Drafted Jan. 4, 2019; updated occasionally since then; most recently updated May 11, 2019

Three problems of computer technology

My 2019 New Year’s resolution (along with getting into shape, of course) is to lock down my cyber-life. This is for three reasons.

First, threats to Internet security of all sorts have evolved beyond the reckoning of most of us, and if you have been paying attention, you wonder what you should really be doing in response. My phone was recently hacked and my Google password reset. The threats can come from criminals, ideological foes and people with a vendetta or a mission (of whatever sort), foreign powers, and—of special concern for some of us—the ubiquitous, massively intrusive ministrations of the tech giants.

Second, the Silicon Valley behemoths have decided to move beyond mere moderation for objectively abusive behavior and shutting down (really obvious) terrorist organizations, to start engaging in viewpoint censorship of conservatives and libertarians. As a free speech libertarian who has lived online for much of my life since 1994, these developments are deeply concerning. The culprits include the so-called FAANG companies (Facebook, Apple, Amazon, Netflix, Google), but to that list we must add YouTube, Twitter, and Microsoft. Many of us have been saying that we must take ourselves out of the hands of these networks—but exactly how to do so is evidently difficult. Still, I’m motivated to try.

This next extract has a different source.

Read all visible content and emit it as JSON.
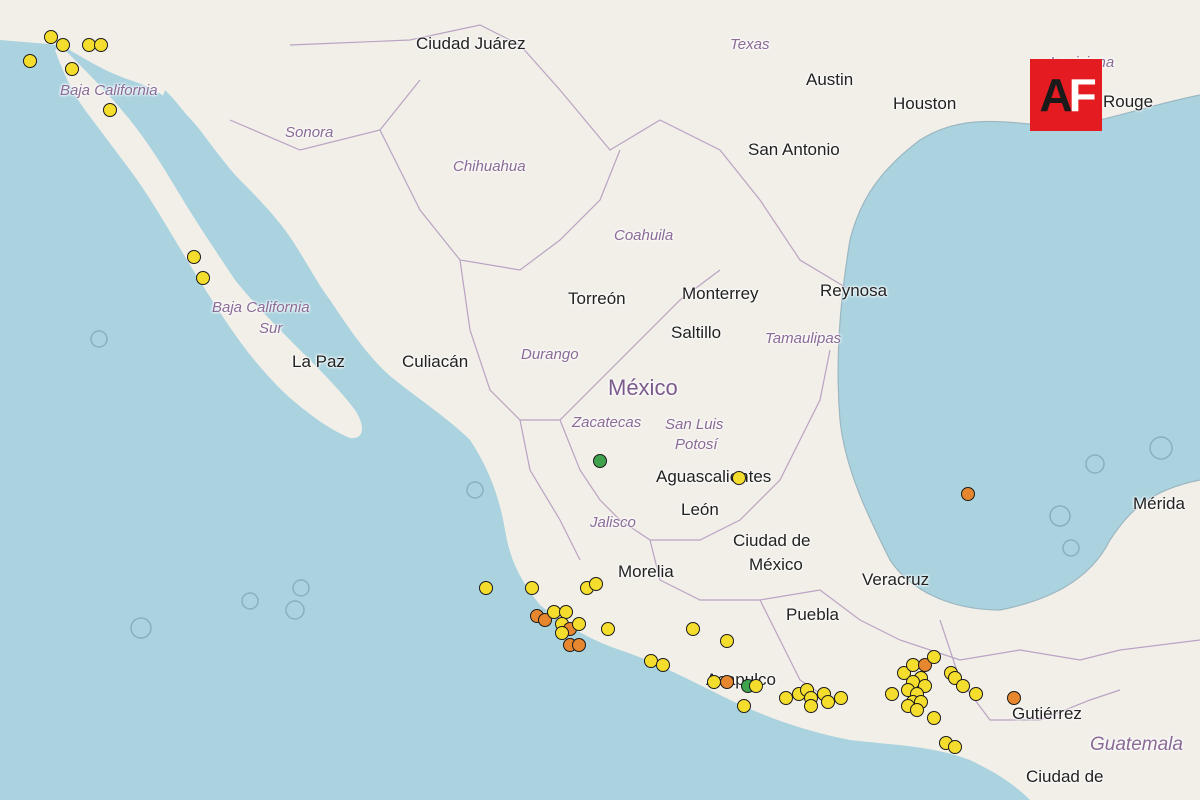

A third reason is that the same Big Tech corporations, with perhaps Facebook and Google being the worst offenders, have been selling our privacy. This is not only deeply offensive and something I refuse to participate in, it again puts my and my family’s safety at risk, creating new “attack surfaces” (to use the information security jargon) that corporations must protect on our behalf. They may not do a good job of that. Similarly, governments have taken it upon themselves to monitor us systematically—for our safety, of course. But if you’re like me, this again will make you feel less safe, not more, because we don’t know what bad actors are at work in otherwise decent governments, we don’t know what more corrupt governments might do with the information when we travel abroad, and we don’t know the future shape of our own governments.

At the root of all problems is simply that the fantastic efficiency and simplicity of computer technology has been enabled via our participation in networks (especially cloud networks) and agreement to user agreements offered by massively rich and powerful corporations. Naturally, because what they offer is so valuable and because it is offered at reasonable prices (often, free), they can demand a great deal of information and control in exchange. This dynamic has led to us (most of us) shipping them boatloads of our data. That’s a honeypot for criminals, authoritarians, and marketers, as I’ve explained in more depth.

The only thing we can do about this systematic monitoring and control is to stop letting the tech giants do it to us. That’s why I want to kick them out of my life.

The threats to our information security and privacy undermine some basic principles of the decentralized Internet that blossomed in the 90s and boomed in the 00s. The Establishment has taken over what was once a centerless, mostly privacy-respecting phenomenon of civil society, transforming it into something centralized, invasive, risky, and controlling. What was once the technology of personal autonomy has enabled—as never before—cybercrime, collectivization, mob rule, and censorship.

A plan

Perhaps some regulation is order. But I don’t propose to try to lead a political fight. I just want to know what can do personally to mitigate my own risks. I don’t want to take the easy or even the slightly-difficult route to securing my privacy; I want to be hardcore, if not extreme.

I’m not sure of the complete list of things that I ought to do (I want to re-read Kevin Mitnick’s excellent book The Art of Invisibility for more ideas), but since I started working on this privacy-protection project in January of 2019, I have collected many ideas and acted on almost all of them as of the current edition. I will examine some of these in more depth (in other blog posts, perhaps) before I take action, but others I have already implemented.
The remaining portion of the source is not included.